Zoning is a key to addressing our housing crisis. The city’s Affordable Housing Plan calls for a “ladder of housing opportunity,” which translates into a zoning code that allows a wide range of housing types and robust investment in affordable housing. The zoning code you are considering is an historic accomplishment and a major step forward for Charlottesville putting its values into action.
Charlottesville’s affordable housing crisis has accelerated in recent years, disproportionately impacting Black and Brown community members, displacing low-income residents, and forcing more people into homelessness. Furthermore, the high cost of housing has forced many teachers, firefighters, nurses, bus drivers, and many other community helpers to live outside the community they serve. We need your courage to prioritize the people most impacted by the affordable housing crisis so Charlottesville can be a vibrant city with all kinds of housing for all kinds of people in all kinds of places.
We support the following elements of the zoning code in front of you and request you maintain or strengthen them:
The Core Neighborhood zoning district and Core Neighborhood Corridor Overlay as tools to prevent displacement and encourage neighborhood-friendly development in and near the Core Neighborhoods.
Allowing more housing outside of Core Neighborhoods to address racial equity, expand housing opportunities, and improve school integration and outcomes. This includes
Maintaining R-B and R-C areas
Adding affordable housing height bonuses of 45’ in R-A/R-B and 65’ in R-C.
Keeping Planning Commission recommendations for density, height, and affordable housing bonuses in more intense areas
Maintain, or increase, current building footprint maximums in R-A/R-B/R-C zones to ensure a wide range of housing types are feasible
Zoning tools that will help the city reach its climate action goals and promote a healthy, accessible, enjoyable, and environmentally friendly city. These include legalizing more housing types near workplaces and essential services, eliminating parking requirements, and allowing neighborhood scale commercial uses in all zones. Over timethese measures will reduce costs and carbon emissions from housing and transportation by providing more goods, services, and homes people can access by walking, biking, shorter drives, and public transit.
Charlottesville needs more affordable housing in every neighborhood. For Charlottesville to be a city welcoming to all, we believe every neighborhood should have the opportunity to incorporate its “fair share” of growth, strengthening affordability across all income levels. Doing so will add crucial diversity to our schools and other public resources — a key contributor to excellence. Allowing more multifamily buildings and townhouses in more areas will foster integration of historically exclusionary neighborhoods and provide opportunity for more people to access quality housing.
Quality streets, sidewalks, public transit, utilities, and schools are vital to our community, but the need for infrastructure improvements is not a valid excuse to reduce opportunities for medium intensity housing.

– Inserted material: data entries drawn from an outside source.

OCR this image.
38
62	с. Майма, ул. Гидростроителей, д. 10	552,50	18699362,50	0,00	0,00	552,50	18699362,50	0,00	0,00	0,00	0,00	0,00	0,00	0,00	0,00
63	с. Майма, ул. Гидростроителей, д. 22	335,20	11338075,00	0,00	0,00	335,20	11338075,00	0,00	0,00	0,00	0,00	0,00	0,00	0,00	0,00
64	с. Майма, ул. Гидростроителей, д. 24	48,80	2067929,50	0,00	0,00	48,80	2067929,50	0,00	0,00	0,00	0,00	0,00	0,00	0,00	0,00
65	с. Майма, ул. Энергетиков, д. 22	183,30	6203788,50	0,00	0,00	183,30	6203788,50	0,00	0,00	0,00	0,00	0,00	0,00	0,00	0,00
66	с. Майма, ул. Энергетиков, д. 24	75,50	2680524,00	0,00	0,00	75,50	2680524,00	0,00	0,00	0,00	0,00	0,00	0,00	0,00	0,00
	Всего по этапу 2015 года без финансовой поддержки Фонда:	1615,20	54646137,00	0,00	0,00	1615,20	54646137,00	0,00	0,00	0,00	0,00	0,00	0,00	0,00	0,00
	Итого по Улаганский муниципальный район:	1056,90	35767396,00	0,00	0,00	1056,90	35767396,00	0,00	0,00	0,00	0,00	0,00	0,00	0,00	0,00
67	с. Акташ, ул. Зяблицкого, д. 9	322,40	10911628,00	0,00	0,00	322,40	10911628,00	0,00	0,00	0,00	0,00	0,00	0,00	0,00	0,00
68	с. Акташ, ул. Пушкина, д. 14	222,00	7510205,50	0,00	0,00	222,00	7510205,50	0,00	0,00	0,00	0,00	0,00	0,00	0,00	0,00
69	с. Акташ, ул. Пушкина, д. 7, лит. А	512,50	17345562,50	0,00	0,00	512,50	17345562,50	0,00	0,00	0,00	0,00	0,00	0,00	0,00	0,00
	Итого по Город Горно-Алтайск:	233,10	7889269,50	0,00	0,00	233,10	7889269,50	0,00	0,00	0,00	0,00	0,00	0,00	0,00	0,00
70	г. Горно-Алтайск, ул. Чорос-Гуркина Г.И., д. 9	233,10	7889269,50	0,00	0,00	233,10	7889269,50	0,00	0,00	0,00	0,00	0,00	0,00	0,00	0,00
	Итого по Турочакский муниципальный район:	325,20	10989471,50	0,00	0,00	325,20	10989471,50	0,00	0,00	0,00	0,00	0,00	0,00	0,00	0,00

Good land use planning should inform the development of infrastructure. Otherwise, past mistakes and historically biased planning decisions will be repeated. Smarter land use and better infrastructure should complement each other, not be pitched against each other.
We recognize that zoning reform alone will not solve Charlottesville’s housing, transportation, equity, and environmental goals. And we look forward to working with the city to develop complementary policies, budgets, and initiatives necessary to meet those goals.